We tracked 91-year-old James Israel, AKA James Treacy, down to an isolated rural cottage in south Wexford last week
We tracked 91-year-old James Israel, AKA James Treacy, down to an isolated rural cottage in south Wexford last week after he was given a suspended sentence for possession of child pornography.
Despite being described in court as a man ‘of deep spiritual faith’, Israel’s initial response when our reporter approached was somewhat less than Christian.
“You’re going to get into trouble, get out of here – go,” he roared, after our man identified himself.
“Journalist? Are you belonging to that cursed newspaper?” he then asked – referring to highly-respected local newspaper the Wexford People in which details of his case were first reported.
“Printing all those lies about this man!”
When our reporter clarified that he was with the Sunday World, Israel, somewhat mollified, continued: “Well, if that’s the case I apologise.
“My name is Trevor.”
Having already confirmed his identity from his publicly-available Facebook account, our reporter was then instructed to knock on the front door of Israel’s home and speak with a man who identified himself as Israel’s carer.
When we did so, the man told this newspaper that there was a media ban in place barring the details of Israel’s case from being made public.
TheSunday World later checked if this was the case and established no such court reporting restrictions were outlined at any stage during the hearing of Israel’s case.
At his appearance at Wexford Circuit Court, the nonagenarian had pleaded guilty before Judge Martin Nolan to possession of child pornography.
The offence came to light in April 2018 when he dropped his Apple Mac computer into Joyce’s Electrical in Wexford for servicing.
The technician assigned to carry out the work was concerned by the pictures on the device – including images of young boys with their genitals exposed –and gardai were alerted.
The Apple Mac was seized by investigators, as was a personal computer found when Israel’s cottage was searched under warrant.
Israel’s response was to argue that as there was no adult in any of the pictures the material should not be classified as pornography.
However, the law dictated otherwise and the elderly man pleaded guilty.
Details of what was found on two computers were given to the court by Detective Garda Trevor Buckley.
Hundreds of images of young boys not deemed pornographic showed up, the detective said.
However, there was also more sinister material, including a haul of pornographic cartoons.
And the court’s attention was drawn to four images of explicit child sex and more than 100 images of child exposure.
Asked by the Sunday Worldabout the images that had been found on his computer, Israel responded: “The computer had been hacked, that’s why we brought it in for repairs.
“It was left in to be repaired four or five years ago. Normally a person who had something to hide would not leave a device in a shop to be repaired.”
Asked if he had raised the hacking defence in court, Israel accepted that he had not.
Asked if he was saying he hadn’t downloaded the images, Israel responded: “They weren’t done by us but they were on the computer.
“And you see there is a law in some countries in Europe where you can have stuff that the law here says no to.”
During Israel’s sentencing, Detective Garda Trevor Buckley outlined details of the pensioner’s background.

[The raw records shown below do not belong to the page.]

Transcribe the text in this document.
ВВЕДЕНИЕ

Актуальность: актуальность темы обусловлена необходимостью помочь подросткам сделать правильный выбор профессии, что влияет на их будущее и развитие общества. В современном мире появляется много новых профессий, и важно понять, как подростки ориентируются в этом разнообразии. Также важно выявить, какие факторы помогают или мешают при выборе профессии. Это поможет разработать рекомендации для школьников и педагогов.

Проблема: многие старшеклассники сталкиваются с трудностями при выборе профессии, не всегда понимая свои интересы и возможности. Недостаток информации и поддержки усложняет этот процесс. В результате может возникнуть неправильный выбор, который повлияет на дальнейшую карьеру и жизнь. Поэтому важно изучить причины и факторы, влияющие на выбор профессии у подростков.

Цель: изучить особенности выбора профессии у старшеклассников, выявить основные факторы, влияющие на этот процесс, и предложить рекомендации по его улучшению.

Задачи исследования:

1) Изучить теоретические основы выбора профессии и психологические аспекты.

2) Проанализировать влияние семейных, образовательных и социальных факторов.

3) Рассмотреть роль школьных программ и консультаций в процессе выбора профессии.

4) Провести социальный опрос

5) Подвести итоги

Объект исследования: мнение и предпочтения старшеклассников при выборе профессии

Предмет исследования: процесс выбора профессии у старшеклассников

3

He said Israel was a former UK resident who was previously called James Treacy but changed his surname by deed poll to become Israel.
He had no record of convictions in Ireland but was convicted in the UK of ‘child stealing’ back in 1960.
The child in question was 11 years old at the time.
Asked about this conviction by the Sunday World, Israel said: “There was a religious thing.
“It meant that encouraging anyone to come out to be a priest was punishable, at one time, by death in England and, at another time, by seven years in prison.
“That boy was in the care of a religious order in Genoa and he was being well protected and looked after.
“And the Pope at the time, Pope John XXIII, knew he was OK.”
Asked if he was saying he had taken a child from England all the way to Italy, Israel said: “The child came himself of his own free will because he wanted to be a priest – to study in a place where he could do it.”
At Israel’s sentencing hearing, defending barrister Eamonn Whitmore stated that his client had worked all over Europe in the past.
Proficient in the German language, he worked as a Berlitz School teacher, spending time in Barcelona and Rome.
He was a man of deep spiritual faith, counsel suggested.
Judge Martin Nolan noted Israel’s belief that the material which landed him before the court was legal.
It would be an understatement to say he was misguided, and the court observed that “his views [are] not consistent with the criminal law in this country.”
However, at the age of 91, it would be unjust to send him to prison.
The judge suspended a two-year sentence handed down to Israel.
An order for destruction of the two computers was granted.
Israel was also warned in court that his age would not protect him from going to jail if he reoffends.